Sayangnya, sebagian besar produk yang dijual bebas, seperti di apotek atau supermarket, belum tentu diuji secara menyeluruh untuk memastikan keamanannya. Menurut Robin Dodson, Sc.D., seorang peneliti di Silent Spring Institute, “FDA dan EPA tidak menguji produk ini untuk memastikan keamanannya.”
Lebih parah lagi, banyak perusahaan tidak diwajibkan untuk mengungkapkan semua bahan yang mereka gunakan. Undang-Undang Pengemasan dan Pelabelan yang berlaku di AS memungkinkan perusahaan untuk menyembunyikan beberapa bahan dengan alasan rahasia dagang.
Dengan demikian, daftar bahan kimia pada label produk mungkin tidak sepenuhnya mencerminkan apa yang sebenarnya terkandung di dalamnya. Dodson menjelaskan, “Ribuan bahan kimia dapat digambarkan di bawah istilah generik 'fragrance', tetapi kita tidak tahu bahan apa saja yang termasuk di dalamnya.”
Jadi, apa yang bisa dilakukan untuk melindungi diri? Menghindari produk beraroma adalah langkah pertama yang direkomendasikan oleh para ahli. “Membeli produk yang tidak beraroma adalah langkah efektif untuk mengurangi paparan bahan kimia,” kata Patisaul.

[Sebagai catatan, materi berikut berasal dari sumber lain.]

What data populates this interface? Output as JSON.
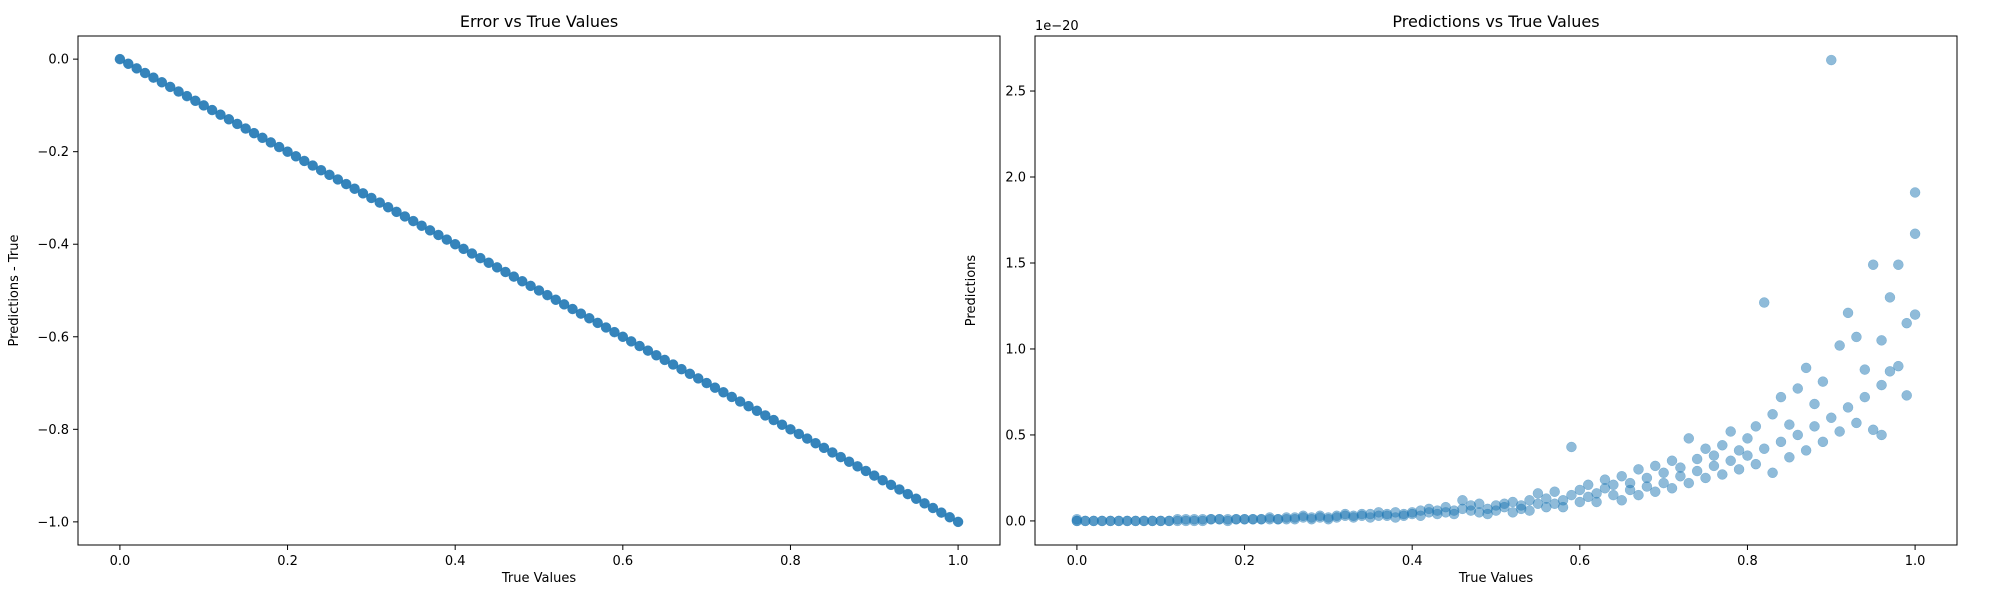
{
  "chart_data": [
    {
      "type": "scatter",
      "title": "Error vs True Values",
      "xlabel": "True Values",
      "ylabel": "Predictions - True",
      "xlim": [
        -0.05,
        1.05
      ],
      "ylim": [
        -1.05,
        0.05
      ],
      "xticks": [
        0.0,
        0.2,
        0.4,
        0.6,
        0.8,
        1.0
      ],
      "xtick_labels": [
        "0.0",
        "0.2",
        "0.4",
        "0.6",
        "0.8",
        "1.0"
      ],
      "yticks": [
        0.0,
        -0.2,
        -0.4,
        -0.6,
        -0.8,
        -1.0
      ],
      "ytick_labels": [
        "0.0",
        "−0.2",
        "−0.4",
        "−0.6",
        "−0.8",
        "−1.0"
      ],
      "color": "#1f77b4",
      "alpha": 0.9,
      "series": [
        {
          "name": "error",
          "rule": "y = -x",
          "x_start": 0.0,
          "x_end": 1.0,
          "count": 101
        }
      ]
    },
    {
      "type": "scatter",
      "title": "Predictions vs True Values",
      "xlabel": "True Values",
      "ylabel": "Predictions",
      "offset_text": "1e−20",
      "xlim": [
        -0.05,
        1.05
      ],
      "ylim": [
        -0.14,
        2.82
      ],
      "xticks": [
        0.0,
        0.2,
        0.4,
        0.6,
        0.8,
        1.0
      ],
      "xtick_labels": [
        "0.0",
        "0.2",
        "0.4",
        "0.6",
        "0.8",
        "1.0"
      ],
      "yticks": [
        0.0,
        0.5,
        1.0,
        1.5,
        2.0,
        2.5
      ],
      "ytick_labels": [
        "0.0",
        "0.5",
        "1.0",
        "1.5",
        "2.0",
        "2.5"
      ],
      "color": "#1f77b4",
      "alpha": 0.5,
      "series": [
        {
          "name": "predictions",
          "points": [
            [
              0.0,
              0.0
            ],
            [
              0.0,
              0.01
            ],
            [
              0.0,
              0.0
            ],
            [
              0.01,
              0.0
            ],
            [
              0.01,
              0.0
            ],
            [
              0.02,
              0.0
            ],
            [
              0.02,
              0.0
            ],
            [
              0.03,
              0.0
            ],
            [
              0.03,
              0.0
            ],
            [
              0.04,
              0.0
            ],
            [
              0.04,
              0.0
            ],
            [
              0.05,
              0.0
            ],
            [
              0.05,
              0.0
            ],
            [
              0.06,
              0.0
            ],
            [
              0.06,
              0.0
            ],
            [
              0.07,
              0.0
            ],
            [
              0.07,
              0.0
            ],
            [
              0.08,
              0.0
            ],
            [
              0.08,
              0.0
            ],
            [
              0.09,
              0.0
            ],
            [
              0.09,
              0.0
            ],
            [
              0.1,
              0.0
            ],
            [
              0.1,
              0.0
            ],
            [
              0.11,
              0.0
            ],
            [
              0.11,
              0.0
            ],
            [
              0.12,
              0.0
            ],
            [
              0.12,
              0.01
            ],
            [
              0.13,
              0.0
            ],
            [
              0.13,
              0.01
            ],
            [
              0.14,
              0.0
            ],
            [
              0.14,
              0.01
            ],
            [
              0.15,
              0.01
            ],
            [
              0.15,
              0.0
            ],
            [
              0.16,
              0.01
            ],
            [
              0.16,
              0.01
            ],
            [
              0.17,
              0.01
            ],
            [
              0.17,
              0.01
            ],
            [
              0.18,
              0.01
            ],
            [
              0.18,
              0.0
            ],
            [
              0.19,
              0.01
            ],
            [
              0.19,
              0.01
            ],
            [
              0.2,
              0.01
            ],
            [
              0.2,
              0.01
            ],
            [
              0.21,
              0.01
            ],
            [
              0.21,
              0.01
            ],
            [
              0.22,
              0.01
            ],
            [
              0.22,
              0.01
            ],
            [
              0.23,
              0.01
            ],
            [
              0.23,
              0.02
            ],
            [
              0.24,
              0.01
            ],
            [
              0.24,
              0.01
            ],
            [
              0.25,
              0.02
            ],
            [
              0.25,
              0.01
            ],
            [
              0.26,
              0.02
            ],
            [
              0.26,
              0.01
            ],
            [
              0.27,
              0.02
            ],
            [
              0.27,
              0.03
            ],
            [
              0.28,
              0.02
            ],
            [
              0.28,
              0.01
            ],
            [
              0.29,
              0.02
            ],
            [
              0.29,
              0.03
            ],
            [
              0.3,
              0.02
            ],
            [
              0.3,
              0.01
            ],
            [
              0.31,
              0.03
            ],
            [
              0.31,
              0.02
            ],
            [
              0.32,
              0.03
            ],
            [
              0.32,
              0.04
            ],
            [
              0.33,
              0.02
            ],
            [
              0.33,
              0.03
            ],
            [
              0.34,
              0.04
            ],
            [
              0.34,
              0.03
            ],
            [
              0.35,
              0.02
            ],
            [
              0.35,
              0.04
            ],
            [
              0.36,
              0.03
            ],
            [
              0.36,
              0.05
            ],
            [
              0.37,
              0.03
            ],
            [
              0.37,
              0.04
            ],
            [
              0.38,
              0.02
            ],
            [
              0.38,
              0.05
            ],
            [
              0.39,
              0.04
            ],
            [
              0.39,
              0.03
            ],
            [
              0.4,
              0.05
            ],
            [
              0.4,
              0.04
            ],
            [
              0.41,
              0.06
            ],
            [
              0.41,
              0.03
            ],
            [
              0.42,
              0.05
            ],
            [
              0.42,
              0.07
            ],
            [
              0.43,
              0.04
            ],
            [
              0.43,
              0.06
            ],
            [
              0.44,
              0.05
            ],
            [
              0.44,
              0.08
            ],
            [
              0.45,
              0.06
            ],
            [
              0.45,
              0.04
            ],
            [
              0.46,
              0.07
            ],
            [
              0.46,
              0.12
            ],
            [
              0.47,
              0.06
            ],
            [
              0.47,
              0.09
            ],
            [
              0.48,
              0.05
            ],
            [
              0.48,
              0.1
            ],
            [
              0.49,
              0.07
            ],
            [
              0.49,
              0.04
            ],
            [
              0.5,
              0.09
            ],
            [
              0.5,
              0.06
            ],
            [
              0.51,
              0.1
            ],
            [
              0.51,
              0.08
            ],
            [
              0.52,
              0.05
            ],
            [
              0.52,
              0.11
            ],
            [
              0.53,
              0.07
            ],
            [
              0.53,
              0.09
            ],
            [
              0.54,
              0.12
            ],
            [
              0.54,
              0.06
            ],
            [
              0.55,
              0.1
            ],
            [
              0.55,
              0.16
            ],
            [
              0.56,
              0.08
            ],
            [
              0.56,
              0.13
            ],
            [
              0.57,
              0.1
            ],
            [
              0.57,
              0.17
            ],
            [
              0.58,
              0.12
            ],
            [
              0.58,
              0.08
            ],
            [
              0.59,
              0.43
            ],
            [
              0.59,
              0.15
            ],
            [
              0.6,
              0.11
            ],
            [
              0.6,
              0.18
            ],
            [
              0.61,
              0.14
            ],
            [
              0.61,
              0.21
            ],
            [
              0.62,
              0.16
            ],
            [
              0.62,
              0.11
            ],
            [
              0.63,
              0.19
            ],
            [
              0.63,
              0.24
            ],
            [
              0.64,
              0.15
            ],
            [
              0.64,
              0.21
            ],
            [
              0.65,
              0.12
            ],
            [
              0.65,
              0.26
            ],
            [
              0.66,
              0.18
            ],
            [
              0.66,
              0.22
            ],
            [
              0.67,
              0.15
            ],
            [
              0.67,
              0.3
            ],
            [
              0.68,
              0.2
            ],
            [
              0.68,
              0.25
            ],
            [
              0.69,
              0.17
            ],
            [
              0.69,
              0.32
            ],
            [
              0.7,
              0.22
            ],
            [
              0.7,
              0.28
            ],
            [
              0.71,
              0.19
            ],
            [
              0.71,
              0.35
            ],
            [
              0.72,
              0.26
            ],
            [
              0.72,
              0.31
            ],
            [
              0.73,
              0.22
            ],
            [
              0.73,
              0.48
            ],
            [
              0.74,
              0.29
            ],
            [
              0.74,
              0.36
            ],
            [
              0.75,
              0.25
            ],
            [
              0.75,
              0.42
            ],
            [
              0.76,
              0.32
            ],
            [
              0.76,
              0.38
            ],
            [
              0.77,
              0.27
            ],
            [
              0.77,
              0.44
            ],
            [
              0.78,
              0.35
            ],
            [
              0.78,
              0.52
            ],
            [
              0.79,
              0.3
            ],
            [
              0.79,
              0.41
            ],
            [
              0.8,
              0.38
            ],
            [
              0.8,
              0.48
            ],
            [
              0.81,
              0.33
            ],
            [
              0.81,
              0.55
            ],
            [
              0.82,
              0.42
            ],
            [
              0.82,
              1.27
            ],
            [
              0.83,
              0.28
            ],
            [
              0.83,
              0.62
            ],
            [
              0.84,
              0.46
            ],
            [
              0.84,
              0.72
            ],
            [
              0.85,
              0.37
            ],
            [
              0.85,
              0.56
            ],
            [
              0.86,
              0.5
            ],
            [
              0.86,
              0.77
            ],
            [
              0.87,
              0.41
            ],
            [
              0.87,
              0.89
            ],
            [
              0.88,
              0.55
            ],
            [
              0.88,
              0.68
            ],
            [
              0.89,
              0.46
            ],
            [
              0.89,
              0.81
            ],
            [
              0.9,
              0.6
            ],
            [
              0.9,
              2.68
            ],
            [
              0.91,
              0.52
            ],
            [
              0.91,
              1.02
            ],
            [
              0.92,
              0.66
            ],
            [
              0.92,
              1.21
            ],
            [
              0.93,
              0.57
            ],
            [
              0.93,
              1.07
            ],
            [
              0.94,
              0.72
            ],
            [
              0.94,
              0.88
            ],
            [
              0.95,
              0.53
            ],
            [
              0.95,
              1.49
            ],
            [
              0.96,
              0.79
            ],
            [
              0.96,
              1.05
            ],
            [
              0.96,
              0.5
            ],
            [
              0.97,
              1.3
            ],
            [
              0.97,
              0.87
            ],
            [
              0.98,
              1.49
            ],
            [
              0.98,
              0.9
            ],
            [
              0.99,
              1.15
            ],
            [
              0.99,
              0.73
            ],
            [
              1.0,
              1.91
            ],
            [
              1.0,
              1.67
            ],
            [
              1.0,
              1.2
            ]
          ]
        }
      ]
    }
  ]
}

Selain itu, pilihlah produk yang berlabel "fragrance free" daripada "unscented", karena istilah "unscented" masih mungkin mengandung bahan kimia tambahan yang digunakan untuk menutupi bau asli produk. Transparansi dalam pelabelan produk juga menjadi kunci dalam memilih produk yang aman.
Terakhir, Patisaul menegaskan pentingnya mendorong perubahan regulasi untuk melindungi konsumen. “Masalah utama adalah bahwa FDA tidak memiliki kewenangan untuk mewajibkan produsen menguji produk perawatan pribadi untuk keselamatan,” katanya. Hingga ada regulasi yang lebih ketat, konsumen harus lebih waspada dan cerdas dalam memilih produk sehari-hari.
Dengan meningkatnya kesadaran tentang bahan kimia yang berbahaya dalam produk beraroma, saatnya kita lebih peduli terhadap kesehatan kita dan mulai beralih ke produk yang lebih aman dan transparan dalam pengungkapannya.